人工知能

 加々良かがらが落ち葉集めをしていた時、こんな会話を小耳にはさんだ。


「ねぇ、知ってる? ようやく〝ミロ〟が出回るようになったって」

「え? いつから」

「三月入ってから。タイムラインでそんなの流れてたから、急いで近所のA店行ったよ。三袋、全部買っちゃったー。リナんとこはどう?」

「残念ー。うちのところはまだだよー。ねぇー、さーや。三袋あるんならあたしたちにも分けてくれなーい? ちょうど人数分あるし」

「えー、やだ」

「あーあ、断られちゃったよー。どうするリナ――」


 すれ違いざまにイチョウの山をひと蹴り。ああ、せっかく集めたのに。

 ぐしゃぐしゃと足元を踏み散らかす仲良し三人組にとって、足元のしゃがれた戦利品はどうでもいいのだ。

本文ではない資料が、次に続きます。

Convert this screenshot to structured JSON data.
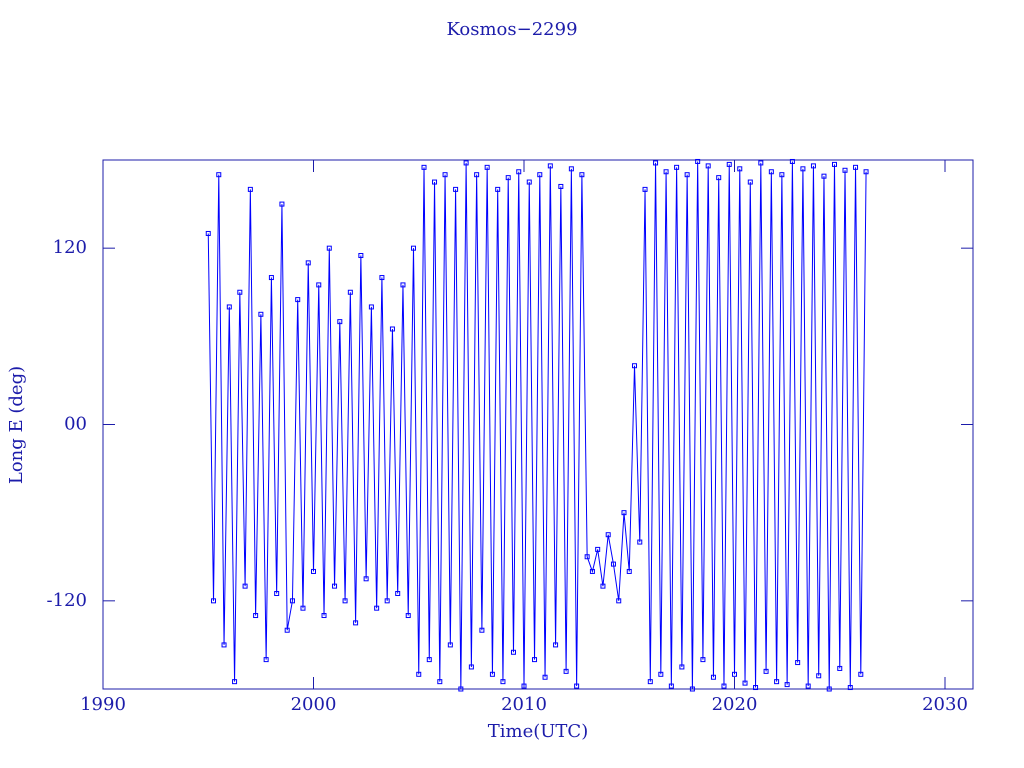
{
  "chart_data": {
    "type": "line",
    "title": "Kosmos−2299",
    "x_label": "Time(UTC)",
    "y_label": "Long E (deg)",
    "color": "#0000ff",
    "xlim": [
      1990,
      2031.33
    ],
    "xticks": [
      1990,
      2000,
      2010,
      2020,
      2030
    ],
    "ylim": [
      -180,
      180
    ],
    "yticks": [
      -120,
      {
        "value": 0,
        "label": "00"
      },
      120
    ],
    "x": [
      1995,
      1995.25,
      1995.5,
      1995.75,
      1996,
      1996.25,
      1996.5,
      1996.75,
      1997,
      1997.25,
      1997.5,
      1997.75,
      1998,
      1998.25,
      1998.5,
      1998.75,
      1999,
      1999.25,
      1999.5,
      1999.75,
      2000,
      2000.25,
      2000.5,
      2000.75,
      2001,
      2001.25,
      2001.5,
      2001.75,
      2002,
      2002.25,
      2002.5,
      2002.75,
      2003,
      2003.25,
      2003.5,
      2003.75,
      2004,
      2004.25,
      2004.5,
      2004.75,
      2005,
      2005.25,
      2005.5,
      2005.75,
      2006,
      2006.25,
      2006.5,
      2006.75,
      2007,
      2007.25,
      2007.5,
      2007.75,
      2008,
      2008.25,
      2008.5,
      2008.75,
      2009,
      2009.25,
      2009.5,
      2009.75,
      2010,
      2010.25,
      2010.5,
      2010.75,
      2011,
      2011.25,
      2011.5,
      2011.75,
      2012,
      2012.25,
      2012.5,
      2012.75,
      2013,
      2013.25,
      2013.5,
      2013.75,
      2014,
      2014.25,
      2014.5,
      2014.75,
      2015,
      2015.25,
      2015.5,
      2015.75,
      2016,
      2016.25,
      2016.5,
      2016.75,
      2017,
      2017.25,
      2017.5,
      2017.75,
      2018,
      2018.25,
      2018.5,
      2018.75,
      2019,
      2019.25,
      2019.5,
      2019.75,
      2020,
      2020.25,
      2020.5,
      2020.75,
      2021,
      2021.25,
      2021.5,
      2021.75,
      2022,
      2022.25,
      2022.5,
      2022.75,
      2023,
      2023.25,
      2023.5,
      2023.75,
      2024,
      2024.25,
      2024.5,
      2024.75,
      2025,
      2025.25,
      2025.5,
      2025.75,
      2026,
      2026.25
    ],
    "values": [
      130,
      -120,
      170,
      -150,
      80,
      -175,
      90,
      -110,
      160,
      -130,
      75,
      -160,
      100,
      -115,
      150,
      -140,
      -120,
      85,
      -125,
      110,
      -100,
      95,
      -130,
      120,
      -110,
      70,
      -120,
      90,
      -135,
      115,
      -105,
      80,
      -125,
      100,
      -120,
      65,
      -115,
      95,
      -130,
      120,
      -170,
      175,
      -160,
      165,
      -175,
      170,
      -150,
      160,
      -180,
      178,
      -165,
      170,
      -140,
      175,
      -170,
      160,
      -175,
      168,
      -155,
      172,
      -178,
      165,
      -160,
      170,
      -172,
      176,
      -150,
      162,
      -168,
      174,
      -178,
      170,
      -90,
      -100,
      -85,
      -110,
      -75,
      -95,
      -120,
      -60,
      -100,
      40,
      -80,
      160,
      -175,
      178,
      -170,
      172,
      -178,
      175,
      -165,
      170,
      -180,
      179,
      -160,
      176,
      -172,
      168,
      -178,
      177,
      -170,
      174,
      -176,
      165,
      -179,
      178,
      -168,
      172,
      -175,
      170,
      -177,
      179,
      -162,
      174,
      -178,
      176,
      -171,
      169,
      -180,
      177,
      -166,
      173,
      -179,
      175,
      -170,
      172
    ]
  }
}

 茶色のヒールブーツが黄色の絨毯を踏み歩く音を楽しげに響かせて、彼女らはイチョウ並木道に正門を構える東京○○大学をくぐっていった。


 リモート授業が定例となりつつある昨今、今週は一味違うようだ。

 東京○○大学は定期考査なのだという。都内で有数の大学であるため、偏差値六○後半の生徒らは行儀良い。いくらか距離を取って通学してきている。自転車通学の人も不織布マスクを顔に貼りつけたまま、さっと構内に収まっていく。

 しかし、三月のまだ肌寒い季節とはいえ、未だマフラーにニット帽は重装備すぎやしないか? 最高温度は二○度まで上がると予報では言っていたのに。


 十数分ほどの成果を再び形作りながら、ミロか、と加々良は考える。

 会話の花を咲かせられるほど、今の若い人はミロを好むらしい。

 不足しがちな栄養素を満遍なく摂れると噂の麦芽ばくが飲料だが、今や転売ヤーにも引っ張りだこだという。二袋でなんと千円以上もするらしい。

 店内価格なら一袋三〇〇円強で済むのだが。


 ミロと聞くと小さい頃はたしかによく飲んでいた――飲まされたに近い――ものだが、世間一般に大人になっても飲むようだ。ネットで検索をかけると、前年比のは驚きだ。あまりの売れ行きに師走は疲れて生産がストップしたのだと記事には載せられている。

 流通の見直しを余儀なくされて三か月、満を持して生産を開始した麦芽飲料。こうなったのはコロナ禍のせいなのか、SNSがおだてたのか……。


 ――なんか、コロナ疲れで情報に踊らされすぎやしないか?


 一月中旬、こんな予測がSNSを貫いたことがある。

 一か月で新規感染者数は二七万一五七五人増加し、死亡者数も八二一〇人に激増する――予言めいた未来予測。

 GAFAの一角グーグルが、自社の人工知能A Iによるコロナ予測を載せ、一時期話題になったことは記憶に新しい。


 五十肩がツライ加々良はイチョウの樹の幹にもたれ、らくらくホンを取り出す。ぎこちなくスクロールしていつの日かスクリーンショットを撮ったアルバムを眺める。人工知能A I、破れたり――ふっと笑った。

 ふたを開けてみれば的外れ。新規陽性者数は約八万五○○○人、死者数は約二四五○人とのこと。予測の三割だった。



 緊急事態宣言は効かない! 

 そんな陰謀論めいた戯言を一蹴できるほど、人工知能A Iは当てにならない。